Wednesday, November 12, 2014

Roasted Garlic & Chive Mashed Potatoes

I have been terrified of homemade mashed potatoes for years upon years. Everyone talks about getting the butter/milk ratio just right, gummy and sticky fails, and I am telling you this one worked for me on the first go, screw-ups and all...That has to mean something.

What You Need:

5 lbs of your fave potatoes (I used red)
1/2 c butter (I used salted sweet cream)
1 1/2 c milk (the fattier, the creamier your potatoes will be)
2-4 heads of fresh roasted garlic
Olive oil
1 handful of fresh-cut chives
pepper to taste

What You Do:

*Preheat oven to 400
*Pour a glass of white; I'm thinking like a Sauvignon Blanc or a nice Chardonnay. A bit of inspirational music from Michael Buble could be helpful. Cue: Pandora
*Prepare your garlic: peel off the excess skin on your heads of garlic, and trim off the head about 1/4 inch to expose each clove. Drizzle olive oil over the exposed surface and allow to penetrate the cloves. It will be somewhere in the neighborhood of 1-2 tsp per head. Wrap it together in foil, and bake it for 45-60 minutes on the middle rack. It's going to smell amazeballs. Enjoy it!
*Dice your potatoes, evenly sized, and put them in a big 'ol pan with enough water to cover them. I basically filled my dutch oven pan, and it worked out just fine. Bring them to a boil...Take care of your kids and forget about them until they nearly boil over; check them..Place a wooden spoon across the pan so they don't wreck your glass cook-top, and wait until they are slightly firm but break apart easily (about 20 minutes). Then drain them and pop them in a big mixing bowl.
*Right about now you will begin to remember that you are also roasting garlic. It smells soooo good that it inspires your husband to clean the bathroom. Check on it, but don't get overzealous. The longer it roasts, the better. Just don't let it burn. And that's pretty difficult, even while you're drinking wine. When you feel like it's uber soft and smelly, go ahead and pull it out of the oven.
*In a saucepan, add your milk and butter. Your garlic will have cooled enough by now to add it to the potatoes. I just squeezed it out right into the potatoes, and I might have tasted a bit that was left on my fingers ;)
*When you forget that you were supposed to only allow the butter to just melt, realize that the entire thing is about to boil over, and remove it from the heat.
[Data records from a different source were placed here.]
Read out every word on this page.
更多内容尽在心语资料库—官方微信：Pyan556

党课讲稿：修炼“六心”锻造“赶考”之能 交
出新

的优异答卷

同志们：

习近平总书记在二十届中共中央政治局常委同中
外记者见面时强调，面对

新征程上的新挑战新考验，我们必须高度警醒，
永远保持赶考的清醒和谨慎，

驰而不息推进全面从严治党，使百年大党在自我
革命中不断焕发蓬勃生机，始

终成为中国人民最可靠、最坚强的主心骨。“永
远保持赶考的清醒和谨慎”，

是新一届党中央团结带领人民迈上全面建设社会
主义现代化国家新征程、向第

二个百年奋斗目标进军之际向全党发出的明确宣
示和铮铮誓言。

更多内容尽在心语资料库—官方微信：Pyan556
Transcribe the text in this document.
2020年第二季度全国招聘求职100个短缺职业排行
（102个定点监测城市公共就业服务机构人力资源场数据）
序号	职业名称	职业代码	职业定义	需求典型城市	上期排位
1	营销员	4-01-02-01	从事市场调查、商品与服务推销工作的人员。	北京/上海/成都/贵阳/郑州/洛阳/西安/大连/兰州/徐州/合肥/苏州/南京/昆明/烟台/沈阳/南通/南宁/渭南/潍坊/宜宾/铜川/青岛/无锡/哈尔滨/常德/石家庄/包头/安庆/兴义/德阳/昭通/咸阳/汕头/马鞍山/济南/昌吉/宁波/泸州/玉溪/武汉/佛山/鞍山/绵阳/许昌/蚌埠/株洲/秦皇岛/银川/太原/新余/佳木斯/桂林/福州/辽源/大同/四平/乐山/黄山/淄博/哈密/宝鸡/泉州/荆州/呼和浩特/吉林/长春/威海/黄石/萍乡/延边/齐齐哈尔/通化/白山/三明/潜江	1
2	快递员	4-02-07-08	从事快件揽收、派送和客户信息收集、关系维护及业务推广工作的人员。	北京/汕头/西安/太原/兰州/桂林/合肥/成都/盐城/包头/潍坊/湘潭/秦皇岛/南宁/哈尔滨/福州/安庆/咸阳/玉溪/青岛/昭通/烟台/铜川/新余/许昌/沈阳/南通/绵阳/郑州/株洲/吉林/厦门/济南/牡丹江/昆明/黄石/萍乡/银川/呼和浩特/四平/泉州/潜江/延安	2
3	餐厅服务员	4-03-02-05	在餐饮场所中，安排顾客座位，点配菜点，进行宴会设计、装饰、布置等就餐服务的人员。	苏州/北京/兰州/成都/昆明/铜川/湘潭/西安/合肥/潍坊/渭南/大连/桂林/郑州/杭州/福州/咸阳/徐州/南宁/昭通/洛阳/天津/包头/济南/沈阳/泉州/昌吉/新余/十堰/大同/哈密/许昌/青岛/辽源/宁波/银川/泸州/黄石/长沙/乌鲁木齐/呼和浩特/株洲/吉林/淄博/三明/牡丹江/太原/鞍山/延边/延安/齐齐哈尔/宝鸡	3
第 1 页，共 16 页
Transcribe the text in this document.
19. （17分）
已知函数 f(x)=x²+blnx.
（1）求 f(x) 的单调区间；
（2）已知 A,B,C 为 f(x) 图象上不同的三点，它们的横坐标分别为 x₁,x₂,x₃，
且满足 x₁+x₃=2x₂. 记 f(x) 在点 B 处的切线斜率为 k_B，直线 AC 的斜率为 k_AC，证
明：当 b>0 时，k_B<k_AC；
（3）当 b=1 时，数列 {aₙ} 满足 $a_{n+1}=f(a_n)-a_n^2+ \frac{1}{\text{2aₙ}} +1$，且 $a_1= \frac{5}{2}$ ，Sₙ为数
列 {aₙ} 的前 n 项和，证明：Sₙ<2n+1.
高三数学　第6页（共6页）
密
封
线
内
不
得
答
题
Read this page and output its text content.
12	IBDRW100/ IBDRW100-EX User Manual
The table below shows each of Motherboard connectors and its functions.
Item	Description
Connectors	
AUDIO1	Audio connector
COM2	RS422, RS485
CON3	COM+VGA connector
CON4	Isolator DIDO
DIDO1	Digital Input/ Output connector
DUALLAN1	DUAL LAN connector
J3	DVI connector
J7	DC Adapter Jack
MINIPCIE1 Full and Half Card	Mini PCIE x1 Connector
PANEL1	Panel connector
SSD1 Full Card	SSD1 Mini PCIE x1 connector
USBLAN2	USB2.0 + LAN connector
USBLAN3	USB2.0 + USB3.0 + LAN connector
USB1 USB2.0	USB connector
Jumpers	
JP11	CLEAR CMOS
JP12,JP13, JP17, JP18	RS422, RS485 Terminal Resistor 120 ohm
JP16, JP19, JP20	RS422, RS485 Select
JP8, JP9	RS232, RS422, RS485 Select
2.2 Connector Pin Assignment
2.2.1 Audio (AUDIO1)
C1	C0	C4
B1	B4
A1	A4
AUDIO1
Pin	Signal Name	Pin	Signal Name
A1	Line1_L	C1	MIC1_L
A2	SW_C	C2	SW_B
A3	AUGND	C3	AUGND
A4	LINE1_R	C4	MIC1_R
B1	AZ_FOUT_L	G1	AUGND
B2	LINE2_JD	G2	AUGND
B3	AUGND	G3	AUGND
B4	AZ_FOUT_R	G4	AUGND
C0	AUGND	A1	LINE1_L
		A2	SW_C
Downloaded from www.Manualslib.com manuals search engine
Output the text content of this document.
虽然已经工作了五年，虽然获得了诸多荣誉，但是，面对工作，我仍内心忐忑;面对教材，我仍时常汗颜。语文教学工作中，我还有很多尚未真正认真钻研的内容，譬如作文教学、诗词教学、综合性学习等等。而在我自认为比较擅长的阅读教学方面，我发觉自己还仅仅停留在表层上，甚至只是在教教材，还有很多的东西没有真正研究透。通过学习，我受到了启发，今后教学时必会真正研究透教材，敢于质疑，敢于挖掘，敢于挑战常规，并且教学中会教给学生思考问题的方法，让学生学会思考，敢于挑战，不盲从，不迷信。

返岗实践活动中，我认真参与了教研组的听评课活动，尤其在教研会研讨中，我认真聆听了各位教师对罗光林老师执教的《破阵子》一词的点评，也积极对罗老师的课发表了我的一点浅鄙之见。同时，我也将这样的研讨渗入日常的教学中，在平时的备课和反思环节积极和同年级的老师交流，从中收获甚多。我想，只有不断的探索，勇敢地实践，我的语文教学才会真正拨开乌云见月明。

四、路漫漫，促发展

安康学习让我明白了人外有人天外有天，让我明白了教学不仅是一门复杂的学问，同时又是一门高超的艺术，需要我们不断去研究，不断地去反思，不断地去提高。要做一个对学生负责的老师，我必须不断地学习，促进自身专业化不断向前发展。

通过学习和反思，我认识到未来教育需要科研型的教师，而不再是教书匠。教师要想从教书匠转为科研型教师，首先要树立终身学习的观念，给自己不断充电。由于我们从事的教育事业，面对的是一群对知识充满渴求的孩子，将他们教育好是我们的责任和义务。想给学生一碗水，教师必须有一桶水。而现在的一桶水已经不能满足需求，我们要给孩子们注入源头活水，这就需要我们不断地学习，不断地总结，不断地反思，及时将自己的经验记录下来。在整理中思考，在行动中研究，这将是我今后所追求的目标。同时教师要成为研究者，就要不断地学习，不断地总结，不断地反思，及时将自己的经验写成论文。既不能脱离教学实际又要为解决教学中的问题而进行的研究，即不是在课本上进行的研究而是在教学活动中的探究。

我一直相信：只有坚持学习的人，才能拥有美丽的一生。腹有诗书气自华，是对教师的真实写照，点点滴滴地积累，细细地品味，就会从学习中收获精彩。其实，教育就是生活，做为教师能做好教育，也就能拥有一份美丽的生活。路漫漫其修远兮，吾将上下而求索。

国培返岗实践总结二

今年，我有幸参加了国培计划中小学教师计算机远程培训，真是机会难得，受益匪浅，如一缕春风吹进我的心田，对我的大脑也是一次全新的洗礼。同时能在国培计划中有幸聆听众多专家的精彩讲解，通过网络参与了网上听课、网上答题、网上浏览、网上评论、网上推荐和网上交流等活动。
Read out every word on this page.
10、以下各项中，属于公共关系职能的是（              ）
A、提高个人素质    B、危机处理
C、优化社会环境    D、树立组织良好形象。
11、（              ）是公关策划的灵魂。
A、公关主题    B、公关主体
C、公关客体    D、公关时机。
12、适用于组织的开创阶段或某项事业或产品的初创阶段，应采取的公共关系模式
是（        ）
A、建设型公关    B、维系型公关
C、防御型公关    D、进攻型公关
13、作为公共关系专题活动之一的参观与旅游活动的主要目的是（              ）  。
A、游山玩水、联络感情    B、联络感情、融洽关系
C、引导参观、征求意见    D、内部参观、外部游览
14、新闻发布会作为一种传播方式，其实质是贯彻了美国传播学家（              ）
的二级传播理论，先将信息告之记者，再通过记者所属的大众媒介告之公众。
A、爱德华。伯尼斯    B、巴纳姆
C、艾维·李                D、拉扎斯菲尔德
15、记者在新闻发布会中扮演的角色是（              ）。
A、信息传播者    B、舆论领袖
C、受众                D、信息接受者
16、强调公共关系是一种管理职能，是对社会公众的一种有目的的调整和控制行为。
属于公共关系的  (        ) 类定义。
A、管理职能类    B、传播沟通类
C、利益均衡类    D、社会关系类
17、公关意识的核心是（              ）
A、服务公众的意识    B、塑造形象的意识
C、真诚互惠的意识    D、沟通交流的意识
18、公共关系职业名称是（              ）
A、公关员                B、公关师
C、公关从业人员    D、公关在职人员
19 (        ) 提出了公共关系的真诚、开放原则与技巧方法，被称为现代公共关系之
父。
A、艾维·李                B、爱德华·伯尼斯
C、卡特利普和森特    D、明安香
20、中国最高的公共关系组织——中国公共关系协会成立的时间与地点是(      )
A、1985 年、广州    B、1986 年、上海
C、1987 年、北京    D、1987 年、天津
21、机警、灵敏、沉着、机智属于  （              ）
Let it set for a couple minutes while you begin to mash the potatoes just ever so slightly in the big giant bowl. I used my Pampered Chef Mix-N-Chop (AMAZING tool). Once the overly heated butter/milk mixture has cooled, add it to the potatoes slowly and use a hand mixer to blend it all together. Throw in a handful of chives, pepper to taste, and mix just a bit more.


THAT'S IT!!! Super easy mashed potatoes that aren't scary!

Please comment if you make them, how it works for your family and if you have any tweaks to share!

xoxo
-Xile


1 comment:

  1. Boil the potatoes in chicken stock. Reserve stained stock and refrigerated to be used as base in your next soup.